Case ID: okla-crim_31/html/0359-01.html
Source: Caselaw Access Project
Author: {"author": "\n      DOYLE, J.", "license": "Public Domain", "url": "https://static.case.law/"}
Date Created: 2024-08-24T03:29:51.129683

FRANK POTTS v. STATE.
    No. A-5083.
    Opinion Filed June 2, 1925.
    Rehearing Denied Sept. 19, 1925.
    (238 Pac. 968.)
    F. W. Church, for plaintiff in error.
    George F. Short, Atty. Gen., and G. B. Fulton, Asst. Atty. Gen., for the State.
   DOYLE, J.

This is an appeal from a judgment of conviction rendered on the verdict of a jury finding the defendant, Frank Potts, guilty of unlawful possession of intoxicating liquor, and fixing his punishment at 30 days in jail and $200 fine.

The undisputed facts are that the sheriff and four deputies, under authority of a search warrant, visited the defendant’s drug store in the town of Picher, for the purpose of searching for intoxicating liquors, and in a warehouse back of the drug store they found a 5-gallon can of grain alcohol. The officers took a sample of the alcohol to a chemist for analysis, and it was found to be grain alcohol, and did not contain any other ingredients except a slight trace of acetone; the chemist testified that all grain alcohol contained a slight trace of acetone.

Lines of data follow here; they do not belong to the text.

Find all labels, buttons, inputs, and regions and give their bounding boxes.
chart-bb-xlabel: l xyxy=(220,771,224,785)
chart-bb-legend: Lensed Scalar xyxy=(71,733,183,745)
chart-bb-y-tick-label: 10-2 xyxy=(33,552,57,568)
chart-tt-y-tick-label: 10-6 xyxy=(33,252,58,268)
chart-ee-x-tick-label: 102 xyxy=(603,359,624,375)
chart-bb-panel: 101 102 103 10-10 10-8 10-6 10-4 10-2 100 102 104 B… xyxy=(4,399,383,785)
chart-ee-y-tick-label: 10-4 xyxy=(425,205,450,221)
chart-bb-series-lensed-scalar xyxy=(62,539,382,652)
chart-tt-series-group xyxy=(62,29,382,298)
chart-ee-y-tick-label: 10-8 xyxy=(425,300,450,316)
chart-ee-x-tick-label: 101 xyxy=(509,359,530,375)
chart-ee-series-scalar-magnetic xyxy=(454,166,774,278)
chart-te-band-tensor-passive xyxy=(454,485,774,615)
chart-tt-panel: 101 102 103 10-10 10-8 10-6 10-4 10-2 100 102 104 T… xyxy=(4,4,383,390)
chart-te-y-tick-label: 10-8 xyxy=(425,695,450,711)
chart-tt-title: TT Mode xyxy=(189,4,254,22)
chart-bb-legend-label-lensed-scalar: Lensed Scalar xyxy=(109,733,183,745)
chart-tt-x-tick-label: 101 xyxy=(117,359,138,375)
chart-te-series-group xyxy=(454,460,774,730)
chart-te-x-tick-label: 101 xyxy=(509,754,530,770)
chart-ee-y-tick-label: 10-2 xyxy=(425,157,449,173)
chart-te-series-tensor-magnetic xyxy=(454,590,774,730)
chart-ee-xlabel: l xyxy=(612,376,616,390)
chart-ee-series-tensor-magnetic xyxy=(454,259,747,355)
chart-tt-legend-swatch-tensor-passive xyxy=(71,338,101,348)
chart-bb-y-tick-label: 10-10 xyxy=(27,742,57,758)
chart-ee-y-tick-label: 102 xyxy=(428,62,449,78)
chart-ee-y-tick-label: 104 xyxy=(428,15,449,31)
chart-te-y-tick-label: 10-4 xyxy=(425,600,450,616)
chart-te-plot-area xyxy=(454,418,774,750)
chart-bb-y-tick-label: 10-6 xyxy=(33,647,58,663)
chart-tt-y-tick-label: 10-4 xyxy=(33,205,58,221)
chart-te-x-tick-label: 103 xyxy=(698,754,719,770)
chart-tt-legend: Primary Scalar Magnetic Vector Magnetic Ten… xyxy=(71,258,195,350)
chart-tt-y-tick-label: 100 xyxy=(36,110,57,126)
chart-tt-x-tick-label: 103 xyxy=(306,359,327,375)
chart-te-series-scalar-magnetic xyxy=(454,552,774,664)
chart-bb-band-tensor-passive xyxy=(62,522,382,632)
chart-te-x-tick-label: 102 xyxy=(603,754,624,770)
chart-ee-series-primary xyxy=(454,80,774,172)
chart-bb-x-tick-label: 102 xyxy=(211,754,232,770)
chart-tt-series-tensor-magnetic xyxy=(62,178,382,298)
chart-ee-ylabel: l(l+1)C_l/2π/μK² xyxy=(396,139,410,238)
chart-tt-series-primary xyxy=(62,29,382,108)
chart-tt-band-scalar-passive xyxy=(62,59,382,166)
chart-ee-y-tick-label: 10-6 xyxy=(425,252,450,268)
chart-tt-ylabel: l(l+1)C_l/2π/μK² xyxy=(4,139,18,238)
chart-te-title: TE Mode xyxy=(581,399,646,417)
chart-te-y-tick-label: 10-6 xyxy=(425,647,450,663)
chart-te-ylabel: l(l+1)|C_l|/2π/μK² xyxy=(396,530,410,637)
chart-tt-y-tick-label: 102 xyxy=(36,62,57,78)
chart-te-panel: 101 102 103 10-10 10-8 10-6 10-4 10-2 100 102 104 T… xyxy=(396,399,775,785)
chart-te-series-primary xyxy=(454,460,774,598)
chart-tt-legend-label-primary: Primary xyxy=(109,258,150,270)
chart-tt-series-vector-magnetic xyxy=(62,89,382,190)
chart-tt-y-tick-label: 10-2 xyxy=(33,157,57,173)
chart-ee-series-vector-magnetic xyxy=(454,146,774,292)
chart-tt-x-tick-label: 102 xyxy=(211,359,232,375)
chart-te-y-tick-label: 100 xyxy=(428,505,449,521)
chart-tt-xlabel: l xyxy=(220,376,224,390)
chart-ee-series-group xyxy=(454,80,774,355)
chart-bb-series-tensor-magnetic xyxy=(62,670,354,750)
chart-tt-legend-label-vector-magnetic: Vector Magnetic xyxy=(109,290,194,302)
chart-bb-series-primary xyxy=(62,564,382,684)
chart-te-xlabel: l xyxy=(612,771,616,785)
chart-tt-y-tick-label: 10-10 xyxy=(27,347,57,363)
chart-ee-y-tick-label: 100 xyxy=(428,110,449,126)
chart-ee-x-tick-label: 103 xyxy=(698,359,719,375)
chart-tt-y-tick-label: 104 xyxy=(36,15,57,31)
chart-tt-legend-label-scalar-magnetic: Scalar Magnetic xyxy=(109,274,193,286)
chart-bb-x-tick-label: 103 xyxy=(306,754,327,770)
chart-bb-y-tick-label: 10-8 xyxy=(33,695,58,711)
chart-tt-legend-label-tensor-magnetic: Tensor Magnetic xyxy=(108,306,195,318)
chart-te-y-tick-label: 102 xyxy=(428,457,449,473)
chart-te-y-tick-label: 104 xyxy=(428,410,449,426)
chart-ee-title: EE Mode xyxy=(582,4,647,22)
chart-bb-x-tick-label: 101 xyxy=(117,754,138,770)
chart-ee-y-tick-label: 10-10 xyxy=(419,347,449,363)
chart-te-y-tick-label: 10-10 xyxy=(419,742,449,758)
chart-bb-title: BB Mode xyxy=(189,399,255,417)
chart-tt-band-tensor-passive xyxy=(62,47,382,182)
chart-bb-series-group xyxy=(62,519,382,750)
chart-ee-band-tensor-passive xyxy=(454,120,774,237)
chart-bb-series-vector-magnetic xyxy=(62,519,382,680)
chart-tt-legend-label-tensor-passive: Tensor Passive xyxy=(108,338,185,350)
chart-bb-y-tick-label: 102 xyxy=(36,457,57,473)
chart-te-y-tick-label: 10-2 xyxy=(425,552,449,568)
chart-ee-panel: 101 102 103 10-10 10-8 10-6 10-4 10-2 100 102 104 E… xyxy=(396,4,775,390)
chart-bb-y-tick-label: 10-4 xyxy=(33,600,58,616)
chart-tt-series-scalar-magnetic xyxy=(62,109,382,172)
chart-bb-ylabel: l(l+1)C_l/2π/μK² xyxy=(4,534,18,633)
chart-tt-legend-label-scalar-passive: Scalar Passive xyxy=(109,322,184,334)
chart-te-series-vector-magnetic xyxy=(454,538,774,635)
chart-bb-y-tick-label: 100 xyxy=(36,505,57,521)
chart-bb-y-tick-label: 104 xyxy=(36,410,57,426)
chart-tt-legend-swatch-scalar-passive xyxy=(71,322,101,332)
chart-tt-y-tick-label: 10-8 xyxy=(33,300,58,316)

The defense was that the defendant had purchased the alcohol two or three years before, and had bought it for the purpose of selling it to the hospital to be used for medicinal purposes and for sterilizing instruments, and that . he did not know that it was pure grain alcohol, but thought it was wood alcohol.

Several assignments of error are directed to the admission of evidence. We have carefully examined them, and find no error in the rulings of the court in this regard.

Several assignments of error are directed to the giving of certain instructions and the court’s refusal to give requested instructions.

The instructions excepted to and those requested are lengthy, and we think it unnecessary to burden this opinion with a quotation of them. A discussion of them would not be of value as a precedent or as a guide in future cases.

The instructions given fully presented the entire law of the case and the defendant, from all that the record discloses, had a fair trial.

The judgment of the lower court is accordingly affirmed.

BESSEY, P. J., and EDWARDS, J., concur.